High Dose Therapy and Autologous Stem Cell Transplantation Followed by Infusion of Chimeric Antigen Receptor (CAR) Modified T-Cells Directed Against CD19+ B-Cells for Relapsed and Refractory Aggressive B Cell Non-Hodgkin Lymphoma

• maximum tolerated dose (MTD) [ Time Frame: 2 years ] [ Designated as safety issue: Yes ]
  will be assessed utilizing a standard 3+3 cell dose escalation to determine the maximum tolerated dose of CD19+ CAR T cells
• safety [ Time Frame: 2 years ] [ Designated as safety issue: Yes ]
  Toxicity will be graded on a scale of 1 to 5 as described by the NCI Common Terminology Criteria for Adverse Events (CTCAE), version 4.0

• 2 year progression-free (PFS) [ Time Frame: 2 years ] [ Designated as safety issue: No ]
• overall survival (os) [ Time Frame: 2 years ] [ Designated as safety issue: No ]

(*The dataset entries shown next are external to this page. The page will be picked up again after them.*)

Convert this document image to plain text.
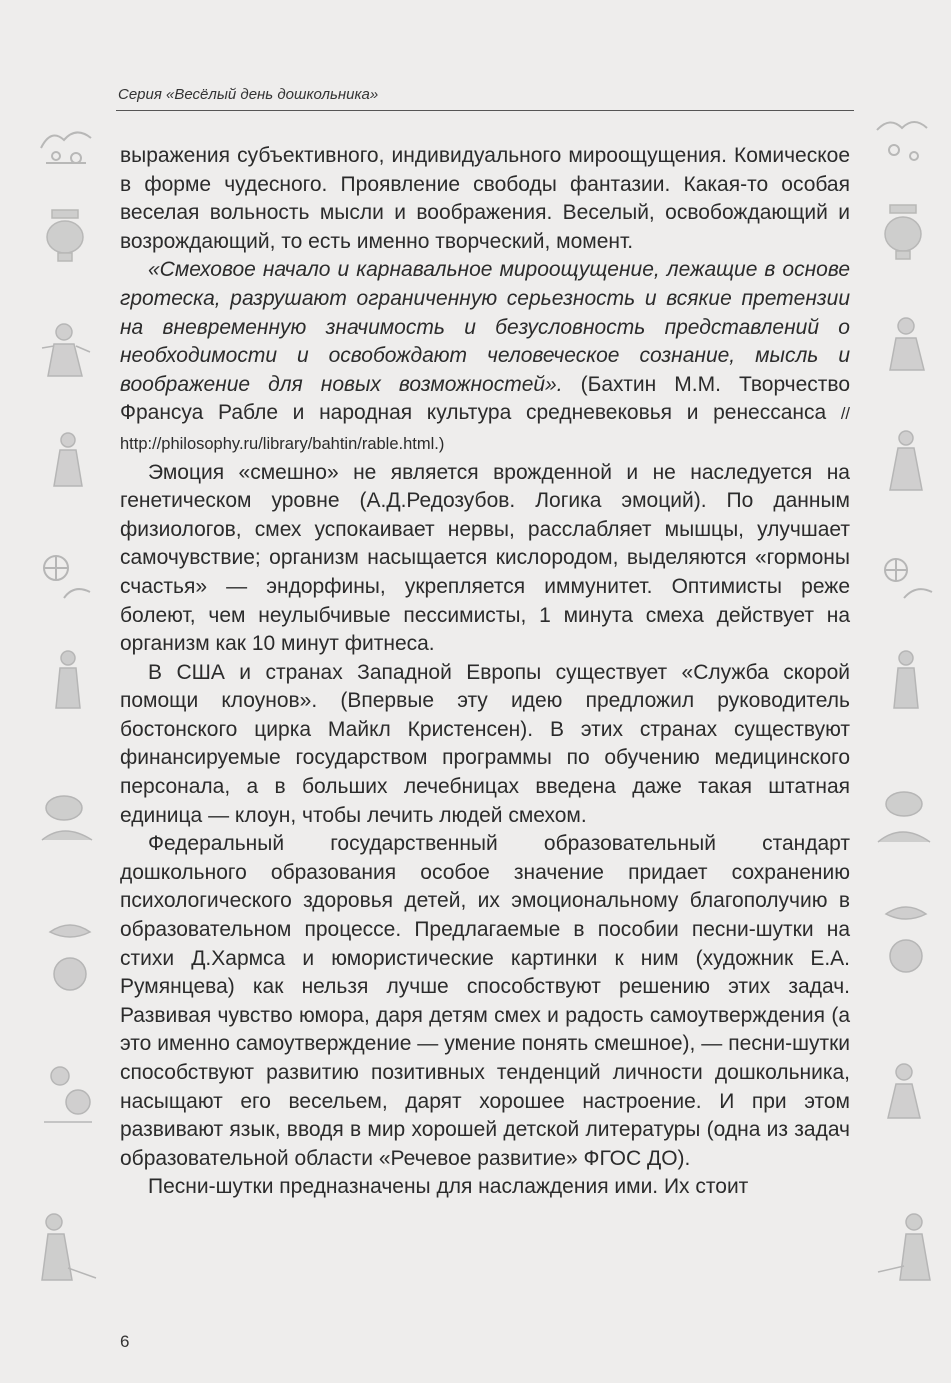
Серия «Весёлый день дошкольника»

выражения субъективного, индивидуального мироощущения. Комическое в форме чудесного. Проявление свободы фантазии. Какая-то особая веселая вольность мысли и воображения. Веселый, освобождающий и возрождающий, то есть именно творческий, момент.

«Смеховое начало и карнавальное мироощущение, лежащие в основе гротеска, разрушают ограниченную серьезность и всякие претензии на вневременную значимость и безусловность представлений о необходимости и освобождают человеческое сознание, мысль и воображение для новых возможностей». (Бахтин М.М. Творчество Франсуа Рабле и народная культура средневековья и ренессанса // http://philosophy.ru/library/bahtin/rable.html.)

Эмоция «смешно» не является врожденной и не наследуется на генетическом уровне (А.Д.Редозубов. Логика эмоций). По данным физиологов, смех успокаивает нервы, расслабляет мышцы, улучшает самочувствие; организм насыщается кислородом, выделяются «гормоны счастья» — эндорфины, укрепляется иммунитет. Оптимисты реже болеют, чем неулыбчивые пессимисты, 1 минута смеха действует на организм как 10 минут фитнеса.

В США и странах Западной Европы существует «Служба скорой помощи клоунов». (Впервые эту идею предложил руководитель бостонского цирка Майкл Кристенсен). В этих странах существуют финансируемые государством программы по обучению медицинского персонала, а в больших лечебницах введена даже такая штатная единица — клоун, чтобы лечить людей смехом.

Федеральный государственный образовательный стандарт дошкольного образования особое значение придает сохранению психологического здоровья детей, их эмоциональному благополучию в образовательном процессе. Предлагаемые в пособии песни-шутки на стихи Д.Хармса и юмористические картинки к ним (художник Е.А. Румянцева) как нельзя лучше способствуют решению этих задач. Развивая чувство юмора, даря детям смех и радость самоутверждения (а это именно самоутверждение — умение понять смешное), — песни-шутки способствуют развитию позитивных тенденций личности дошкольника, насыщают его весельем, дарят хорошее настроение. И при этом развивают язык, вводя в мир хорошей детской литературы (одна из задач образовательной области «Речевое развитие» ФГОС ДО).

Песни-шутки предназначены для наслаждения ими. Их стоит

6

The purpose of this study is to test the safety of delivering the patients' own immune cells, called T cells, after the high-dose chemotherapy (HDT) and autologous stem cell transplantation (ASCT).

• Drug: Carmustine
• Drug: Etoposide
• Drug: Cytarabine
• Drug: Melphalan
• Biological: Pegfilgrastim
• Biological: 19-28z T CELLS
• Procedure: Autologous Stem Cell Transplantation

Transplant eligible patients will be eligible if criteria met per below.

Inclusion Criteria:

• Patients > or = to 18 years of age with aggressive B-cell non-Hodgkin lymphoma subtypes including, but not limited to, relapsed or refractory diffused large B-cell lymphoma (DLBCL), Burkitt's lymphoma or transformed indolent B-cell non-Hodgkin lymphoma (including chronic lymphocytic leukemia (CLL) and small lymphocytic leukemia (SLL) meeting at least one of the following criteria:

  • Bone marrow involvement at the time of relapse or refractory disease and not appropriate for allogeneic transplantation.
  • PET positive disease outside of one radiation port unless single-port disease treated with prior radiotherapy within the port, following > or = to 2 cycles of salvage chemotherapy, 1999 IWG criteria (section 12.2 and 12.383).
• Creatinine < or = 1.5 mg/100 ml (or measured 24 hour creatinine clearance of > or = to 50 cc/min)
• Bilirubin <2.0 mg/100 ml, AST and ALT <3x the upper-limit of normal, PT and PTT < 2x normal outside the setting of stable chronic anticoagulation therapy,
• Granulocytes >1,000/mm3, platelets >50,000/mm3, hemoglobin >8.0g/dl.
• Adequate cardiac function (LVEF>40%) as assessed by ECHO or MUGA scan performed within 1 month of treatment.
• Adequate pulmonary function as assessed by DLCO of > or = to 45% adjusted for hemoglobin.
• Life expectancy of > 3 months.

Exclusion Criteria:

• Karnofsky performance status < or = to 70 (see appendix VI).
• Patients previously treated with allogeneic bone marrow or stem cell transplantation are ineligible.
• Other past or current malignancy unless in the opinion of the investigator it does not contraindicate participation in the study.
• Uncontrolled bacterial, viral or fungal infection.
• Patients with HIV, active hepatitis B or hepatitis C infection.